Has Chi-Town delivered us another revival of hip-hop through the embodiment of the man they call Lupe Fiasco?
This 24-year-old is regarded as one of the most talented and influential rappers of the new wave of hip-hop, but after five years in the underground circuit Fiasco has landed a deal with Atlantic to entertain a bigger and, hopefully, better audience.
With the help of his mentor Jay-Z and his production company, 1st and 15th Productions, Food and Liquor is a tale of Fiasco’s experiences.
Bringing in the best production specialists such as Kanye West, The Neptunes and Mike Shinoda from Linkin Park, this album seems promising of greatness.
From being raised as a Muslim and growing up in the west side of Chicago, Fiasco’s life is put on a platter for us to indulge in, ranging from topics of skateboarding to being fresh to death.
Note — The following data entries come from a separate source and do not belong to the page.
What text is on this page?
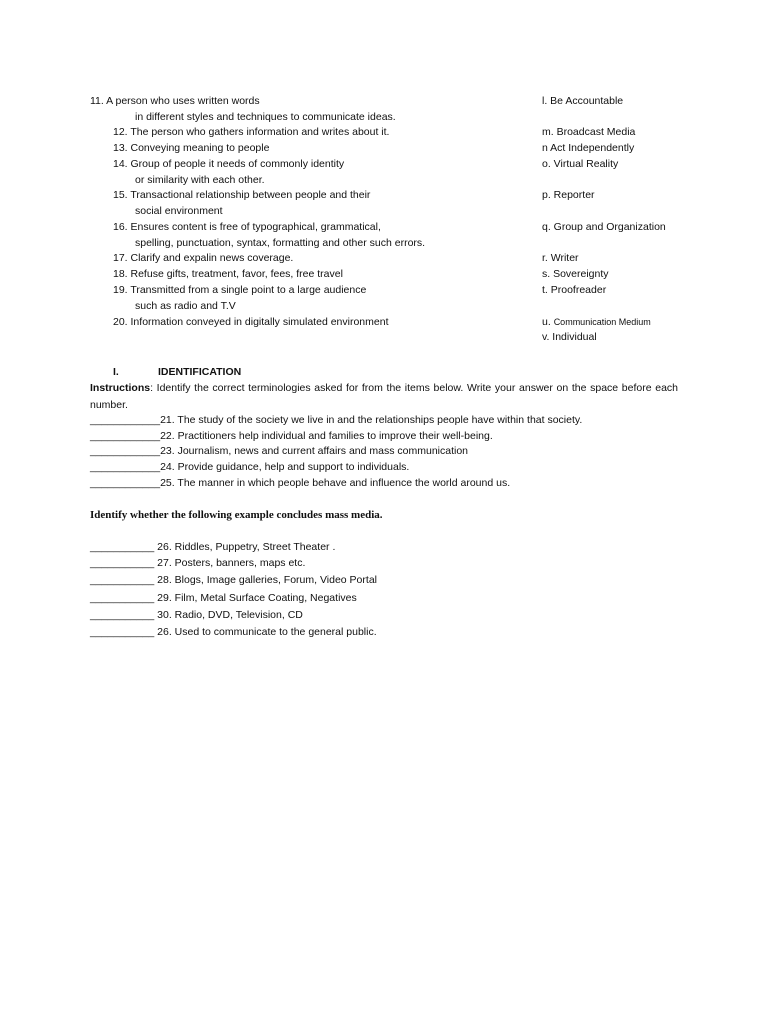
11. A person who uses written words
in different styles and techniques to communicate ideas.
12. The person who gathers information and writes about it.
13. Conveying meaning to people
14. Group of people it needs of commonly identity
or similarity with each other.
15. Transactional relationship between people and their
social environment
16. Ensures content is free of typographical, grammatical,
spelling, punctuation, syntax, formatting and other such errors.
17. Clarify and expalin news coverage.
18. Refuse gifts, treatment, favor, fees, free travel
19. Transmitted from a single point to a large audience
such as radio and T.V
20. Information conveyed in digitally simulated environment
l. Be Accountable
m. Broadcast Media
n Act Independently
o. Virtual Reality
p. Reporter
q. Group and Organization
r. Writer
s. Sovereignty
t. Proofreader
u. Communication Medium
v. Individual
I.	IDENTIFICATION
Instructions: Identify the correct terminologies asked for from the items below. Write your answer on the space before each number.
____________21. The study of the society we live in and the relationships people have within that society.
____________22. Practitioners help individual and families to improve their well-being.
____________23. Journalism, news and current affairs and mass communication
____________24. Provide guidance, help and support to individuals.
____________25. The manner in which people behave and influence the world around us.
Identify whether the following example concludes mass media.
___________ 26. Riddles, Puppetry, Street Theater .
___________ 27. Posters, banners, maps etc.
___________ 28. Blogs, Image galleries, Forum, Video Portal
___________ 29. Film, Metal Surface Coating, Negatives
___________ 30. Radio, DVD, Television, CD
___________ 26. Used to communicate to the general public.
The album’s title, Food and Liquor, represents the corner stores that all the local children would visit to buy food and candy, and how these stores were located on about 80 percent of the city corners.
Also, since Fiasco was raised Muslim, alcohol has a bad connotation. So the food represents good and liquor is evil.
The album’s hit single, “Kick, Push” pinpoints Fiasco’s younger years of when skateboarding was the makeup of his existence. “He said it was somethin’ so appealing / He couldn’t fight the feelin’ / Somethin’ about it / He knew he couldn’t doubt it” gives the audience a feeling about how attached the board actually was to the hip of this young boy.
The track ” I Gotcha” brilliantly showcases Fiasco’s lyrical complexities as he busts out the line, “They call me Lupe / I’ll be your new day / They wanna smell like me / They want my bouquet / But they can’t they they accented / Like the UK / Turn that Ude Lupe / To Pepe Le Peu Spray.”
“Daydreamin” is coated with the sound of beatitude and peace as Jill Scott sings along. Fiasco comments on the subliminal message that all these flashy music videos that show women parading half-nude in pools and gangsters trying to act hard is just a ploy to destroy the troubled urban youth.
In the song he says, “Now come on everybody / Let’s make cocaine cool / We need a few more half-naked up in the pool.” It enlightens us how television has the power to make the aforementioned to be absolutely true.
Food and Liquor is something that I thoroughly enjoyed. There is literally an array of different genres of music from jazz to world music on this album. The songs contain messages that make one wonder about the media and your own block, and is it really worth it to buy Axe Liquid Soap instead of Irish Spring just because all the girls love the smell of it?
So to make this short, go buy the album. It’s good.